Klasik sanat, kendinden önceki ve sonraki dönemlerin sanatını şekillendiren, onu doğru değerlendirmeyi mümkün kılan bir mirasa işaret eder. Sanatı yorumlayabilmek yolunda “klasik” sanata yakından bakmak büyük önem taşır. Akademisyen, küratör ve sanat yazarı Marcus Graf’ın, on üçüncü yüzyıldan on dokuzuncu yüzyıla dek birbirinden önemli yirmi sanatçıyı ele aldığı metinlerinden oluşan Klasik Sanat Kafası, okuyucuyu Rönesans’tan Neoklasizme uzanan uzun soluklu bir yolculuğa çıkarıyor. Yirmi sanatçının ve eserlerinin, üretildikleri dönemden günümüze dek korudukları önemi, tüm sanatsal ve sosyokültürel gerçekliğiyle ortaya koyuyor. Klasik Sanat Kafası’nın, Rönesans’ın öncüsü Giotto ile başlayan yolculuğu, İtalyan Rönesans’ının büyük ustaları Botticelli, Da Vinci, Michelangelo ve Raffaello’nun yanı sıra Kuzey Rönesansı’nın önemli ustaları Van Eyck, Bosch, Dürer ve Brueghel ile devam ediyor. El Greco ve Tintoretto ile Rönesans’a bir karşı çıkış olan Maniyerizme uzandıktan sonra toplumsal, kültürel ve sanatsal dönüşümlerin damga vurduğu Barok dönem sanatını ve yeni yaklaşımları Caravaggio, Rubens, Rembrandt, Vermeer ve Velázquez ile irdeliyor. Sanatın daha idealize, daha süslü olduğu ve daha elit bir kesime hitap ettiği Rokoko sanatçılarının illüzyon ve fantezi dolu dünyasını deşifre ettikten sonra, klasik sanat anlayışına bir kez daha geri dönüşün yaşandığı Neoklasizm ile yolculuğunu on sekizinci yüzyıl sonlarında tamamlıyor. Klasik Sanat Kafası okuyucuya, 1300’lü yıllardan 1800’lü yıllara dek uzanan bir sanat mirasının kaydını sunuyor.

Karanlık Akademi-Üniversiteler Nasıl Ölür
Peter Fleming, Çev. Akın Emre Pilgir, Koç Üniversitesi Yayınları, 2025, 224 s.

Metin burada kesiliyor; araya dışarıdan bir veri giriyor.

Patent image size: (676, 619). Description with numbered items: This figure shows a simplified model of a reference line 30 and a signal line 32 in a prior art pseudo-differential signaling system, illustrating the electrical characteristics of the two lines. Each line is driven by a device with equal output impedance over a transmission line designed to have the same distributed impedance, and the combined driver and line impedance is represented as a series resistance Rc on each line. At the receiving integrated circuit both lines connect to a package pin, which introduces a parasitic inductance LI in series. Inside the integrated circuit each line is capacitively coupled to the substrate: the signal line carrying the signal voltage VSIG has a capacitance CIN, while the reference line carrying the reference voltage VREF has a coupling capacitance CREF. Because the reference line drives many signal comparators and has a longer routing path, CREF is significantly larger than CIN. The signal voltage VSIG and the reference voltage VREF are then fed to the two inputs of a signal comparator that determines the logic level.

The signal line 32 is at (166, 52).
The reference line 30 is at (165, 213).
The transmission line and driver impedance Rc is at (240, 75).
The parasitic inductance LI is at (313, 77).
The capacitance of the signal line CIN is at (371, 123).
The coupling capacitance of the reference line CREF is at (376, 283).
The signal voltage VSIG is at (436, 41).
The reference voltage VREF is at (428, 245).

Dünya değişiyor. Ya üniversiteler? Kendisi de akademisyen olan Peter Fleming, başta ABD ve İngiltere’de büyük ses getirmiş bu çalışmasında, son yirmi yıla damgasını vuran neoliberal politikaların yüksek eğitim üzerindeki etkisini incelerken ticarileşen üniversite kurumunun karanlık yüzünü ortaya koymayı amaçlıyor. “2017’de çekilmiş ve sosyal medyada hızla yayılmış şu Oregonlu golfçüler partisi fotoğrafını anımsar mısınız? Hani şu yakın mesafede kontrol edilemeyen bir yangın çevresindeki her şeyi yutarken sakin sakin partilerinin tadını çıkaran Oregonlu golfçülerin fotoğrafını? Ağaçların kavrulduğunu düşünün; her yer duman, pembe ve gri, kül her şeyi bir kefen gibi örtüyor; tüm doğa çatırdıyor sanki, inliyor ve nihayet son nefesini veriyor. Golfçülerse gamsız, kendi işlerine bakıyor.” Peter Fleming üniversitelerin böyle bir yangında kavrulmakta olduğu görüşünde. Gerçekten de gamsız golfçüler misali yangını uzaktan ve telaşsız izlemekle mi yetiniyoruz? Özel üniversitelerin şirketleşmesinin ve devlet üniversitelerinin piyasanın acımasız dünyası içine çekilmesinin sonuçları nelerdir? Öğrencileri ve eğitimcileri neler bekliyor? Cesur yeni dünyada, bildiğimiz haliyle yüksek eğitime yer var mı?